Nothing will stop Bush from his “stay the course” idea that he can revise the Geneva Convention, particularly if he can get the endorsement of Congress. He would like to get the entire country behind his idea to redefine torture and may be doing so simply to protect himself from prosecution for war crimes. Bush even wants to rewrite the War Crimes Act which makes it a crime to violate the Geneva Conventions.

He has even cast this in terms of “improving” prohibitions against torture, claiming that the third section is too vague and undefined. Without proposing the list, Bush would like to specify exactly which of the thousands of torture methods are prohibited. That way, there will always be some not on the list that can be utilized. Imagine what he would do if he had line-item veto power.

The truth is that it is not possible to alter an international treaty without the inclusion and approval of the other signatory nations. We do not make the laws for other soverign nations, at least not yet.
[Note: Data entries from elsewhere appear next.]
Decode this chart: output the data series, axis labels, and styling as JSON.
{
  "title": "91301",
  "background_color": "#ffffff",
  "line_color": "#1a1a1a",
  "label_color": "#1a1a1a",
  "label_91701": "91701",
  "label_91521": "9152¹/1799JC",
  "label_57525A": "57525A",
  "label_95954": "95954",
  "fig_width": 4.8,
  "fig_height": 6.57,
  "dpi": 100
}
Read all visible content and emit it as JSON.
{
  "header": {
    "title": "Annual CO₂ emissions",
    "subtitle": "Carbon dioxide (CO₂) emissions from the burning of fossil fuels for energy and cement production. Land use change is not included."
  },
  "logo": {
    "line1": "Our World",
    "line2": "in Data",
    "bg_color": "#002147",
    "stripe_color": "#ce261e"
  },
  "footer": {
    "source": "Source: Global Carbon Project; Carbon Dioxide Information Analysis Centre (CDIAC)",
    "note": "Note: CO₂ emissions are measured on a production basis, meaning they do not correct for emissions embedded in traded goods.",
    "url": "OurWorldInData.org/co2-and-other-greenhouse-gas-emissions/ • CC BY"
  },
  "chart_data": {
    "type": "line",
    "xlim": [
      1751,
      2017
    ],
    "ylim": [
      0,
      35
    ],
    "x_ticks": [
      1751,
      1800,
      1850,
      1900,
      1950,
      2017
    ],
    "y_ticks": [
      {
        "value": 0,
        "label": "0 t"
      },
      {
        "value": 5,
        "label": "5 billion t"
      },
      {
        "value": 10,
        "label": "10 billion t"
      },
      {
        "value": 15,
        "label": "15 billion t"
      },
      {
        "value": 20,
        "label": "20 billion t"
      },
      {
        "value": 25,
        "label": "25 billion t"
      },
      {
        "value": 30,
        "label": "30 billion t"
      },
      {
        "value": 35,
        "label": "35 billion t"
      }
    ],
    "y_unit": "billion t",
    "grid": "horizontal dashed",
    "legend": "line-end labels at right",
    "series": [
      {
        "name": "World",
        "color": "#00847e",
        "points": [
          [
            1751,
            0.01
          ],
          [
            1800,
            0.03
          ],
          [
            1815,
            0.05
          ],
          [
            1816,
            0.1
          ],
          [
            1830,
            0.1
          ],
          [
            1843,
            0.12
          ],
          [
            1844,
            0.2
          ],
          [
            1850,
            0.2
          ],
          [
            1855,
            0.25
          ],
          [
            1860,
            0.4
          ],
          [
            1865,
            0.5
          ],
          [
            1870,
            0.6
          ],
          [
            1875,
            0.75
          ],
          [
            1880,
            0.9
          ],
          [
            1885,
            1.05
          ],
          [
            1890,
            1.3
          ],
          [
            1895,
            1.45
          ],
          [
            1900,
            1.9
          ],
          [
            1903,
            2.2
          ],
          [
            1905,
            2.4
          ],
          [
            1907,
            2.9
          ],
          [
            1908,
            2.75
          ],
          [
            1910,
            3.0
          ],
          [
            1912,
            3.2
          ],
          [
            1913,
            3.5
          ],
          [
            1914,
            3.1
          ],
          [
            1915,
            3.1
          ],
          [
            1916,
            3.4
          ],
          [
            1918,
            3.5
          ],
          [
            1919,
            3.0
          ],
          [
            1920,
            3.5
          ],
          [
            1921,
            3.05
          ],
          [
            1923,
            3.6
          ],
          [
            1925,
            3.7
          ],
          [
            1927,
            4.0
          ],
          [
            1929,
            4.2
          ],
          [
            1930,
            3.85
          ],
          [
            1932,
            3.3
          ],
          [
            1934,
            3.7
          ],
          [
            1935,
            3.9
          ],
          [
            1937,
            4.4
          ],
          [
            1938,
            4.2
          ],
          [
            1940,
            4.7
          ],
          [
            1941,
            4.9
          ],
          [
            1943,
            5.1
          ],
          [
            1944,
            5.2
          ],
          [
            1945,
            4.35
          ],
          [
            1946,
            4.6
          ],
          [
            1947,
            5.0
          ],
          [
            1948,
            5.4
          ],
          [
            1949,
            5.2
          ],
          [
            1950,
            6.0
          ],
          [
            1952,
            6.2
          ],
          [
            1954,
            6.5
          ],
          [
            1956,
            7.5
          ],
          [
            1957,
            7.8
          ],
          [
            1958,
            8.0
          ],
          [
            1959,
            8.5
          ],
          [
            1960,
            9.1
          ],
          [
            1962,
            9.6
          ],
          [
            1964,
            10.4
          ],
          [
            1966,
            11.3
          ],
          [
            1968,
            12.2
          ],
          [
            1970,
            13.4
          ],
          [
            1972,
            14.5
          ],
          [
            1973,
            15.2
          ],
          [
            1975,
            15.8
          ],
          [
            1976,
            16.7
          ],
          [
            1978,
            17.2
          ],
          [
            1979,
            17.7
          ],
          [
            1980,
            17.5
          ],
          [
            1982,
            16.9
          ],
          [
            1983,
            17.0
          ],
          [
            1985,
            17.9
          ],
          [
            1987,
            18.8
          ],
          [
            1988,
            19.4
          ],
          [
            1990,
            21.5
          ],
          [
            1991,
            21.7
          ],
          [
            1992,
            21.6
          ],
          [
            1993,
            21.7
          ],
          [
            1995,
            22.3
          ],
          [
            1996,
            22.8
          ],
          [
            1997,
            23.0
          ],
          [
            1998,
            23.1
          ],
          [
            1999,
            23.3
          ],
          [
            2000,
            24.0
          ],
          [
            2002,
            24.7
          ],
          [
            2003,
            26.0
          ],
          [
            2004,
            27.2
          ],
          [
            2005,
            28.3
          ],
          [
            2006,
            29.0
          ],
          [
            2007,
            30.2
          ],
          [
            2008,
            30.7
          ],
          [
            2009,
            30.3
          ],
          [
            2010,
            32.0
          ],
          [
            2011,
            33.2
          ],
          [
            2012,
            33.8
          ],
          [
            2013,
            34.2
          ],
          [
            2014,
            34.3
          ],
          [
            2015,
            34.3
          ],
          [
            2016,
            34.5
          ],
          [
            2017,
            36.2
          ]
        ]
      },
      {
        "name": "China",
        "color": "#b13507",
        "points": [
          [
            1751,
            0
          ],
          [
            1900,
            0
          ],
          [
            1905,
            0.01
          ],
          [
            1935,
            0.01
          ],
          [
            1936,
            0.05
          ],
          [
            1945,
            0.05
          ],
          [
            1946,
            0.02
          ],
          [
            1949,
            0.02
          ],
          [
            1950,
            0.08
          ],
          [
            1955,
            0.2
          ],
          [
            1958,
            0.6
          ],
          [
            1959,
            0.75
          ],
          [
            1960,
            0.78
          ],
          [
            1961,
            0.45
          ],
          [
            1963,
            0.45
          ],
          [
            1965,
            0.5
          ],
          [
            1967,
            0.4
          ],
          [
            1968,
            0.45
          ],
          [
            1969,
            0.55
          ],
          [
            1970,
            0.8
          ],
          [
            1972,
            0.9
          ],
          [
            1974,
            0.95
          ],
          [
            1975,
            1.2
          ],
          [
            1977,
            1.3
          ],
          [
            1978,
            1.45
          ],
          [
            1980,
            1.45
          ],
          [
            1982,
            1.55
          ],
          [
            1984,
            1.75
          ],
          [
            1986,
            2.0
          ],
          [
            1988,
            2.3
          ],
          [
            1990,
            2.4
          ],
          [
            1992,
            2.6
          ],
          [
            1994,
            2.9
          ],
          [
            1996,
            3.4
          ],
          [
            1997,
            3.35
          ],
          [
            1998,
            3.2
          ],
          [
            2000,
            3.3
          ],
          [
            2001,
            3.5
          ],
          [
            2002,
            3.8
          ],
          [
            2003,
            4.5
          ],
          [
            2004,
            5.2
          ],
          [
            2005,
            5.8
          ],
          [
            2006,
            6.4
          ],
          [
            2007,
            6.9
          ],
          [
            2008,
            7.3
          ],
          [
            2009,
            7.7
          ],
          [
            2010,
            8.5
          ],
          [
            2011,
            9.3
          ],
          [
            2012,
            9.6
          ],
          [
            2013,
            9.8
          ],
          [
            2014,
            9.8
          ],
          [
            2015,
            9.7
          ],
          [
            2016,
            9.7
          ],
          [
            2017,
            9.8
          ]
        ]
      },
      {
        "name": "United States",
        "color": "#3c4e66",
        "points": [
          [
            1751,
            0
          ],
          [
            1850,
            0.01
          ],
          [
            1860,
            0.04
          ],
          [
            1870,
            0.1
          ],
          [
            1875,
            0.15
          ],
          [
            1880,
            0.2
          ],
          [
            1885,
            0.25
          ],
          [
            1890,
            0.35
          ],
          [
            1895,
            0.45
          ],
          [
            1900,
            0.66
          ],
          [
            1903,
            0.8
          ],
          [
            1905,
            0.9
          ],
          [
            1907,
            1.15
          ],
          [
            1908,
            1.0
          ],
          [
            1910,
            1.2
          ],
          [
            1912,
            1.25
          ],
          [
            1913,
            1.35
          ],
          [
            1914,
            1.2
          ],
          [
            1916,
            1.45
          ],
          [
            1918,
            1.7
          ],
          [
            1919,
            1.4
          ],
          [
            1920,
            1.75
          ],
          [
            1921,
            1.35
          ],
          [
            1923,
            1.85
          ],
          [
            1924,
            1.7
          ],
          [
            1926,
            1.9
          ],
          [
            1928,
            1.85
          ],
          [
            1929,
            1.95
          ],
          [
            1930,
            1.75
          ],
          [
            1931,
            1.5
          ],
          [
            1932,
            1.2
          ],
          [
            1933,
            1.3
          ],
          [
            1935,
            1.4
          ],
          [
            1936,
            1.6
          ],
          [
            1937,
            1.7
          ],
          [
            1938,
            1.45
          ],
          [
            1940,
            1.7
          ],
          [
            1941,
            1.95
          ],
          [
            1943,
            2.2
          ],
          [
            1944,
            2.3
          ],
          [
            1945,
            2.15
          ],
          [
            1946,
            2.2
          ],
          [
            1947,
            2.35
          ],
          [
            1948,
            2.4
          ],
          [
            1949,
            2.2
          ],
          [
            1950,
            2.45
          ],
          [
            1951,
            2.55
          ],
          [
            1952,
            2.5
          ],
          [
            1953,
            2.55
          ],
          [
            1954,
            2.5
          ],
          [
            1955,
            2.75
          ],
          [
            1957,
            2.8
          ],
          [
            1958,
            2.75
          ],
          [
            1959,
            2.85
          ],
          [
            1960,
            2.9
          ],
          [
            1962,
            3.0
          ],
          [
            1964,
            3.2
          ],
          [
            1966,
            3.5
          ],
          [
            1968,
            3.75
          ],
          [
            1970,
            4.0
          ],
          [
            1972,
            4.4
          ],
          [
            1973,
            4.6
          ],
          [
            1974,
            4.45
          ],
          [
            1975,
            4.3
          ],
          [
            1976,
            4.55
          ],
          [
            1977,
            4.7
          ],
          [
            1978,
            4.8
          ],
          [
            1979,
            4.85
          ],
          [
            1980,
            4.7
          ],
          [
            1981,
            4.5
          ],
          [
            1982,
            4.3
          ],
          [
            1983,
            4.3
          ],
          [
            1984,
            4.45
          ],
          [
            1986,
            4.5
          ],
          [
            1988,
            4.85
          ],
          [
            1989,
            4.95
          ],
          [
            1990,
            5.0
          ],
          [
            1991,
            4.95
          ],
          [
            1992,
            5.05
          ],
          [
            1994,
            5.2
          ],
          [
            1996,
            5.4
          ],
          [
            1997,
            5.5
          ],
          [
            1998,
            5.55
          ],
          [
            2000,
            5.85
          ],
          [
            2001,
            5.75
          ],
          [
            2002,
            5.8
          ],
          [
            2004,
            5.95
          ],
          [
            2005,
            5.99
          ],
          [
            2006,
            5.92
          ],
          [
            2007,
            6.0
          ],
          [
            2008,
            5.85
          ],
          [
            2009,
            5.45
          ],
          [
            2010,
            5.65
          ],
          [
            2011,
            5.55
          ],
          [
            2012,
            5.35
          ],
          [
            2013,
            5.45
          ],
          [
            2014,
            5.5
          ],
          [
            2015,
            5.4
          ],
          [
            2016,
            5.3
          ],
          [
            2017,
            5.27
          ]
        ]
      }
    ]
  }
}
Bush can, however, do other things. For one, he can simply violate provisions as he has here and in the Nuclear Nonproliferation Treaty. Or he can try to get Congress and the Supreme Court to endorse his proposal for what seems to amount to a belated "signing statement" exempting himself and the CIA from the terms of the treaty. That's what this latest "push" seems to be.

Let’s be honest with ourselves. Until recently, have you ever heard of “signing statements?” Isn’t it surprising to find that Clinton is said to have used these some 160 times while Bush has used them on almost every bill that’s crossed his desk? Estimates put it somewhere around 800 times Bush has exempted himself from new laws that he passed.

When do we recognize one of our presidents as a dictator?